We have previously written about the benefits of the Positive Investigation Methodology and the need to shift the safety investigation focus from a traditional accident causation analysis to the proactive consideration of near misses in the workplace.

The importance of considering and acting on near miss incidents was recently highlighted in the decision of Russell v Leonhard Kurz (Aust) Pty Ltd [2015] SAIRC 13.

This case involved a factory assistant who had operated an automatic core cutter (which cuts paper roll cores to length) for a number of years. The factory assistant was considered to be an “experienced operator” of the core cutter, and had received training in relation to its operation.

In the years prior to the incident, the factory assistant had regularly worn a glove while operating the core cutter in an attempt to avoid blisters developing. On the day of the incident in 2012, the factory assistant was wearing a glove on her left hand while operating the core cutter, when her left hand became caught under the spinning rod of the core cutter and her lower arm was dragged under the rod. The factory worker’s lower left arm was amputated as a result of the incident.
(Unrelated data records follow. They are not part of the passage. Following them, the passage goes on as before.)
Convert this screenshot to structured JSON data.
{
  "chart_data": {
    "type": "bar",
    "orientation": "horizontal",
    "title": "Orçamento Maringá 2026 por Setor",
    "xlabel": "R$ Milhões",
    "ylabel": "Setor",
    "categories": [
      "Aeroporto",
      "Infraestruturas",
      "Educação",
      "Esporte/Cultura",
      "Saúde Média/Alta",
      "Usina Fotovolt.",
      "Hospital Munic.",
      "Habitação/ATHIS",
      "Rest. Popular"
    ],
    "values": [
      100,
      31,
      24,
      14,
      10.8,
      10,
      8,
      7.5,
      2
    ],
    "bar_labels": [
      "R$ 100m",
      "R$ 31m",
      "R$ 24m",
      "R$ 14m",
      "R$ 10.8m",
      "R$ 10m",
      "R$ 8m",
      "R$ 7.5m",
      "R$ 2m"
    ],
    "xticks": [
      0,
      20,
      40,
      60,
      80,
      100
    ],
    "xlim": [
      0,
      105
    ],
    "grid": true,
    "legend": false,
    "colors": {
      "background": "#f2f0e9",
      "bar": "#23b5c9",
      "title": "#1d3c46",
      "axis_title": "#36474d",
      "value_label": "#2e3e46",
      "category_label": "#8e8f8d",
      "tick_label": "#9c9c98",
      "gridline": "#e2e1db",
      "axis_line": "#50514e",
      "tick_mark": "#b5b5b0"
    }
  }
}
At the time of the incident, the employer had given its employees verbal and visual on the job training in relation to the operation of the core cutter. However, the employer did not have a safe operating procedure in place.

In 2008, the same factory operator had been involved in a near miss incident while operating the core cutter. Her hand had become caught by the shaft of the core cutter, but she was able to pull away in time. She did not suffer injuries as a result of this near miss incident.

In considering the incident and the prior incident, Industrial Magistrate Ardile commented that “it is of significance that the defendant failed to prohibit the use of a glove even after the earlier incident which highlighted the serious risks associated with operating the plant whilst wearing a glove.”

Despite the near miss in 2008, it does not appear that the employer took proactive steps to consider the learnings from this near miss incident. Had the employer adopted the Positive Investigation Methodology it would have been highly likely that:

  • a safe work procedure would have been prepared in relation to the safe operation of the core cutter;
  • the use of gloves during the operation of the core cutter would have been strictly prohibited and this prohibition would have been expressly noted in the safe work procedure; and
  • the incident that took place in 2012 could have been completely avoided.

In addition to spending $200,000 on making work health and safety improvements, the employer was fined $42,000 for its failure to provide and maintain a safe system of work and a safe operating procedure.

Proactively analysing all near miss incidents, rather than waiting until after serious incidents occur is an invaluable way of minimising work health and safety incidents.